On peut ne pas avoir de diabète et, malgré tout, faire une hypoglycémie, notamment en cas d’erreurs hygiéno-diététiques importantes et/ou dans un contexte particulier.

En temps normal, le taux de sucre dans le sang (glycémie) à jeun varie entre 0,70 et 1,10 g/l. Ce taux est régulé par la sécrétion d’une hormone produite par le pancréas : l’insuline. Les diabétiques sont de loin les premiers concernés par les hypoglycémies, néanmoins, les non diabétiques peuvent aussi en être victimes et, à la différence des premiers, ils ne savent pas forcément comment réagir.

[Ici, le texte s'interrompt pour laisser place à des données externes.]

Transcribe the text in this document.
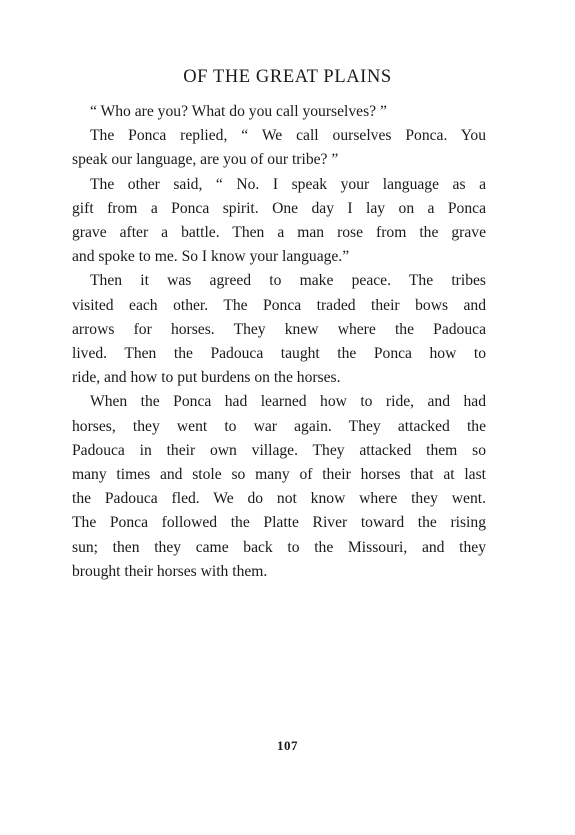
OF THE GREAT PLAINS

“ Who are you? What do you call yourselves? ”

The Ponca replied, “ We call ourselves Ponca. You
speak our language, are you of our tribe? ”

The other said, “ No. I speak your language as a
gift from a Ponca spirit. One day I lay on a Ponca
grave after a battle. Then a man rose from the grave
and spoke to me. So I know your language.”

Then it was agreed to make peace. The tribes
visited each other. The Ponca traded their bows and
arrows for horses. They knew where the Padouca
lived. Then the Padouca taught the Ponca how to
ride, and how to put burdens on the horses.

When the Ponca had learned how to ride, and had
horses, they went to war again. They attacked the
Padouca in their own village. They attacked them so
many times and stole so many of their horses that at last
the Padouca fled. We do not know where they went.
The Ponca followed the Platte River toward the rising
sun; then they came back to the Missouri, and they
brought their horses with them.

107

Des erreurs fréquentes qui peuvent l’expliquer

Faire du sport en ayant sauté le petit déjeuner est une erreur courante. Une sensation de faiblesse démesurée par rapport à l’effort produit est un signe d’alerte. Autre situation à risque : un repas déséquilibré, beaucoup trop riche en sucreries (pain blanc, viennoiseries, boissons sucrées, etc.), qui fait grimper l’insuline dans un premier temps, puis entraîne une chute de la glycémie réactionnelle environ 2 à 4 heures plus tard (d’où un « coup de pompe » souvent à tort attribué à l’heure de la sieste). Dernier classique : les jeûnes et restrictions alimentaires mal pratiqués (trop vite, trop excessif), raison pour laquelle il est préférable de le faire en étant bien encadré et bien entouré. Idem avec certains régimes amincissants fantaisistes : s’ils sont carencés, ils sont voués à l’échec et exposent à ce type de problème.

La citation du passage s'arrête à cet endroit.